TERRY KEENAN, FOX ANCHOR: Welcome back, everyone. I’m Terry Keenan. Neil Cavuto is taking a bit of a break, resting that voice after a very successful book party here in New York City yesterday.
Well, turning to the real estate market right now, if you want an expert take on real estate, we have to look no further than Chicago billionaire Sam Zell. With over a quarter of a million apartments and nearly 130 million square feet of office space under his umbrella, Sam Zell is the nation’s largest landlord. Earlier, Neil asked him why he is so bullish on the real estate market and on the economy.
SAM ZELL, EQUITY OFFICE PROPERTIES CHAIRMAN: Commercial real estate is getting better. As you saw by the jobs report last week, we’ve now added almost a million jobs in the last three months. That translates into higher demand for office space and higher demand for multi-family housing.
NEIL CAVUTO, HOST: What about right here?
ZELL: You mean here in Chicago?
ZELL: The office market in Chicago is a little bit behind the rest of the country. And the multi-family market is also a little bit behind in terms of catching up. But I think overall, the fundamentals in the real estate market today are significantly better, and particularly in office space. There is almost no new supply. So I think things will start to balance out.
CAVUTO: The Fed is going to tighten, we know that. We don’t know how much it’s going to tighten. What do you think?
ZELL: Well, I think that whenever you asked about tightening, you also have to deal with A, B and C. And so I think that what we are seeing, as in every period when there have been a lot of vacancies, the A buildings have a lower vacancy rate than the B, and the B have a lower vacancy rate than the C. And currently, the A buildings are pretty much getting full. And that’s good for the overall business and, particularly, good for us, because that is this quality building we own.
CAVUTO: Anything worry you right now?
ZELL: Well, obviously, you know, I’m a little concerned about inflation. I think the CPI has understated the level of inflation. I mean, I know in the office building business, we’re probably looking at a 30 percent increase in the cost of reproduction in the last 18 months. And ultimately, that translates into the Consumer Price Index.
CAVUTO: The political environment, do you find that upsetting for your industry?

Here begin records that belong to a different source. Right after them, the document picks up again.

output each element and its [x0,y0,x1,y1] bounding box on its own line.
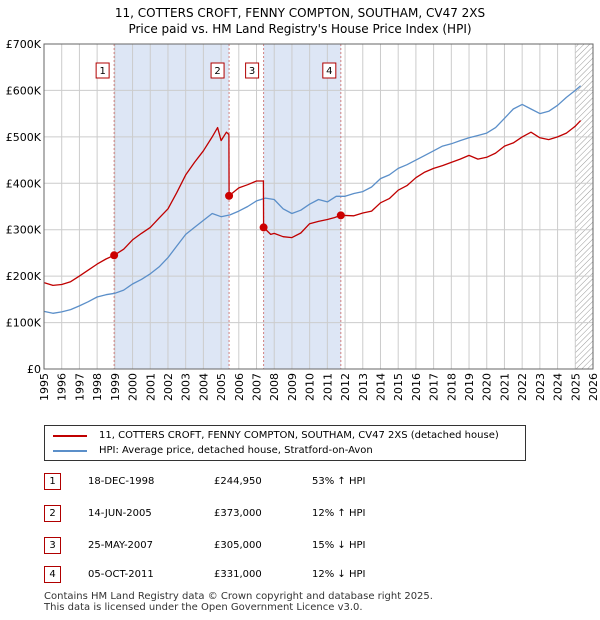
x-tick-label: 2000 [127,373,140,401]
transaction-number: 4 [44,566,61,583]
y-tick-label: £600K [6,84,42,97]
plot-border [43,43,594,370]
transaction-label: 2 [214,66,220,77]
transaction-date: 05-OCT-2011 [88,569,154,580]
transaction-label-box [210,62,225,79]
x-tick-label: 2013 [357,373,370,401]
x-tick-label: 1997 [73,373,86,401]
transaction-date: 18-DEC-1998 [88,476,155,487]
x-tick-label: 1996 [56,373,69,401]
transaction-number: 1 [44,473,61,490]
x-tick-label: 2018 [445,373,458,401]
x-tick-label: 2004 [197,373,210,401]
x-tick-label: 2012 [339,373,352,401]
transaction-label: 1 [99,66,105,77]
transaction-hpi-change: 12% ↓ HPI [312,569,366,580]
transaction-date: 14-JUN-2005 [88,508,152,519]
x-tick-label: 2019 [463,373,476,401]
x-tick-label: 2026 [587,373,600,401]
x-tick-label: 2023 [534,373,547,401]
x-tick-label: 2007 [251,373,264,401]
x-tick-label: 2022 [516,373,529,401]
transaction-label: 3 [249,66,255,77]
transaction-point [110,251,119,260]
transaction-price: £244,950 [214,476,262,487]
x-tick-label: 1995 [38,373,51,401]
transaction-point [336,211,345,220]
x-tick-label: 2024 [552,373,565,401]
x-tick-label: 1999 [109,373,122,401]
property-price-line [43,120,582,287]
y-tick-label: £200K [6,270,42,283]
transaction-number: 3 [44,537,61,554]
x-tick-label: 2009 [286,373,299,401]
x-tick-label: 2016 [410,373,423,401]
chart-title-address: 11, COTTERS CROFT, FENNY COMPTON, SOUTHA… [114,6,486,20]
x-tick-label: 1998 [91,373,104,401]
y-tick-label: £400K [6,177,42,190]
transaction-hpi-change: 12% ↑ HPI [312,508,366,519]
x-tick-label: 2011 [321,373,334,401]
transaction-price: £305,000 [214,540,262,551]
transaction-label-box [245,62,260,79]
transaction-date: 25-MAY-2007 [88,540,154,551]
x-tick-label: 2020 [481,373,494,401]
transaction-hpi-change: 53% ↑ HPI [312,476,366,487]
x-tick-label: 2015 [392,373,405,401]
x-tick-label: 2003 [180,373,193,401]
price-chart: 1 2 3 4 £0 £100K £200K £300K £400K £500K £600K £70… [6,38,600,401]
x-tick-label: 2001 [144,373,157,401]
transaction-point [259,223,268,232]
forecast-hatch [575,44,593,369]
transaction-label-box [322,62,337,79]
chart-legend: 11, COTTERS CROFT, FENNY COMPTON, SOUTHA… [44,425,526,461]
transaction-price: £331,000 [214,569,262,580]
footer-licence: This data is licensed under the Open Gov… [44,602,363,613]
x-tick-label: 2025 [569,373,582,401]
x-tick-label: 2002 [162,373,175,401]
footer-copyright: Contains HM Land Registry data © Crown c… [44,591,433,602]
transaction-label-box [95,62,110,79]
y-tick-label: £100K [6,317,42,330]
x-tick-label: 2017 [428,373,441,401]
x-tick-label: 2014 [374,373,387,401]
transaction-number: 2 [44,505,61,522]
transaction-point [225,191,234,200]
transaction-price: £373,000 [214,508,262,519]
x-tick-label: 2005 [215,373,228,401]
chart-subtitle: Price paid vs. HM Land Registry's House … [128,22,472,36]
y-tick-label: £0 [27,363,41,376]
x-tick-label: 2006 [233,373,246,401]
legend-swatch-property [53,435,87,437]
legend-swatch-hpi [53,450,87,452]
y-tick-label: £500K [6,131,42,144]
x-tick-label: 2021 [498,373,511,401]
transaction-hpi-change: 15% ↓ HPI [312,540,366,551]
x-tick-label: 2010 [304,373,317,401]
shaded-period [114,44,230,369]
hpi-line [43,85,582,314]
y-tick-label: £300K [6,224,42,237]
legend-label-property: 11, COTTERS CROFT, FENNY COMPTON, SOUTHA… [99,430,499,441]
transaction-label: 4 [326,66,332,77]
legend-label-hpi: HPI: Average price, detached house, Stra… [99,445,373,456]
y-tick-label: £700K [6,38,42,51]
shaded-period [263,44,341,369]
x-tick-label: 2008 [268,373,281,401]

ZELL: Well, if you mean the high level of partisanship, you know, I pride myself on being somewhat of a patriot. And so I find the level of animosity difficult to take. But I think as a society we are learning to take more of it and ignore more of it.
CAVUTO: Chicago versus, let’s say, the rest of the country, how does it look?
ZELL: I think Chicago was a little slower to be hurt in the recession. I think it is a little slower coming back. But remember, this is the transportation center of the United States. This is the -- you know, heavy manufacturing involvement here. And I think that the numbers seem to show that we are seeing a recovery. And Chicago in particular, being a 24/7 city, I think is going to do much better than, perhaps, the surrounding area.
CAVUTO: What if rates double, Sam, from where they are now?
ZELL: I think the question is, which rates? If the 1 percent rate doubled to 2, I don’t think anything happens. If a 10-year, which is currently at 4.80, doubled to 9.60, we’d have a lot of problems if it happened quickly.
CAVUTO: If that happens here in Chicago, what would the fallout be?
ZELL: Well, I don’t think Chicago is any more or less vulnerable to rates than the rest of the country. And it’s a historical entrepreneurial center, and with a lot of resiliency. So I wouldn’t expect Chicago to be more or less impacted than anywhere else.
CAVUTO: Back in New York, with the World Trade Center, what happened? Should we build something huge or what?
ZELL: Well, I have been asked that question before and, frankly, if you look at the history of the World Trade Center, you look at the history of a failed investment. It was a loser from the minute it was built. There was never any demand for 10 million square feet in downtown Manhattan. There still isn’t.
There was one moment at the very top of the bubble when it was full and in demand, and that is the moment the port authority decided to sell it. Good timing. But in the end, I don’t think there is any economic justification for replicating that many square feet in that location.